5.3.1 Fairshare Parameters

Fairshare is configured at two levels. First, at a system level, configuration is required to determine how fairshare usage information is to be collected and processed. Second, some configuration is required at the credential level to determine how this fairshare information affects particular jobs. The following are system level parameters:

Parameter Description
FSINTERVAL Duration of each fairshare window.
FSDEPTH Number of fairshare windows factored into current fairshare utilization.
FSDECAY Decay factor applied to weighting the contribution of each fairshare window.
FSPOLICY Metric to use when tracking fairshare usage.

Credential level configuration consists of specifying fairshare utilization targets using the *CFG suite of parameters, including ACCOUNTCFG, CLASSCFG, GROUPCFG, QOSCFG, and USERCFG.

If global (multi-cluster) fairshare is used, Moab must be configured to synchronize this information with an identity manager.

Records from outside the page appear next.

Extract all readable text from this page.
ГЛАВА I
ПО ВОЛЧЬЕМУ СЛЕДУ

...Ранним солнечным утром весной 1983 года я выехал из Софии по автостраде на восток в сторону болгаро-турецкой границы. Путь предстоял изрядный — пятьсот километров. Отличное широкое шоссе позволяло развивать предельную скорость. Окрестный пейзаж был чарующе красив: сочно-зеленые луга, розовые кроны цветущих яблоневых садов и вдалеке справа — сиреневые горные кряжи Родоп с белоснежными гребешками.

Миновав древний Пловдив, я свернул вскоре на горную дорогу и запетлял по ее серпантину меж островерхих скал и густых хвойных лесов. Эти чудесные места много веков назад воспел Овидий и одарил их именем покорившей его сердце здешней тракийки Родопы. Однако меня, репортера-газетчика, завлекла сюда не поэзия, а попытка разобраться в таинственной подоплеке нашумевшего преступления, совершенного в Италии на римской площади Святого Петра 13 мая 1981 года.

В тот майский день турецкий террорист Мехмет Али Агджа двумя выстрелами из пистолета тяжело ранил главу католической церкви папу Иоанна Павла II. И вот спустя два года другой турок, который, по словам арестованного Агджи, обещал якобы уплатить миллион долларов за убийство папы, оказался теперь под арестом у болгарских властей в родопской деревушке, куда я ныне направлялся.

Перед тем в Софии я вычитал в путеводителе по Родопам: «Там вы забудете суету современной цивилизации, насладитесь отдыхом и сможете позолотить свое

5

Image 5-1: Effective fairshare over 7 days

Click to enlarge

5.3.1.A FSPOLICY - Specifying the Metric of Consumption

As Moab runs, it records how available resources are used. Each iteration (RMPOLLINTERVAL seconds) it updates fairshare resource utilization statistics. Resource utilization is tracked in accordance with the FSPOLICY parameter allowing various aspects of resource consumption information to be measured. This parameter allows selection of both the types of resources to be tracked as well as the method of tracking. It provides the option of tracking usage by dedicated or consumed resources, where dedicated usage tracks what the scheduler assigns to the job and consumed usage tracks what the job actually uses.

Metric Description
DEDICATEDPES Usage tracked by processor-equivalent seconds dedicated to each job. This is based on the total number of dedicated processor-equivalent seconds delivered in the system. Useful in dedicated and shared nodes environments.
DEDICATEDPS Usage tracked by processor seconds dedicated to each job. This is based on the total number of dedicated processor seconds delivered in the system. Useful in dedicated node environments.
DEDICATEDPS% Usage tracked by processor seconds dedicated to each job. This is based on the total number of dedicated processor seconds available in the system.
[NONE] Disables fairshare.
UTILIZEDPS Usage tracked by processor seconds used by each job. This is based on the total number of utilized processor seconds delivered in the system. Useful in shared node/SMP environments.

Example 5-5:  

An example may clarify the use of the FSPOLICY parameter. Assume a 4-processor job is running a parallel /bin/sleep for 15 minutes. It will have a dedicated fairshare usage of 1 processor-hour but a consumed fairshare usage of essentially nothing since it did not consume anything. Most often, dedicated fairshare usage is used on dedicated resource platforms while consumed tracking is used in shared SMP environments.

FSPOLICY    DEDICATEDPS%
FSINTERVAL  24:00:00
FSDEPTH     28
FSDECAY     0.75

5.3.1.B Specifying Fairshare Timeframe

When configuring fairshare, it is important to determine the proper timeframe that should be considered. Many sites choose to incorporate historical usage information from the last one to two weeks while others are only concerned about the events of the last few hours. The correct setting is very site dependent and usually incorporates both average job turnaround time and site mission policies.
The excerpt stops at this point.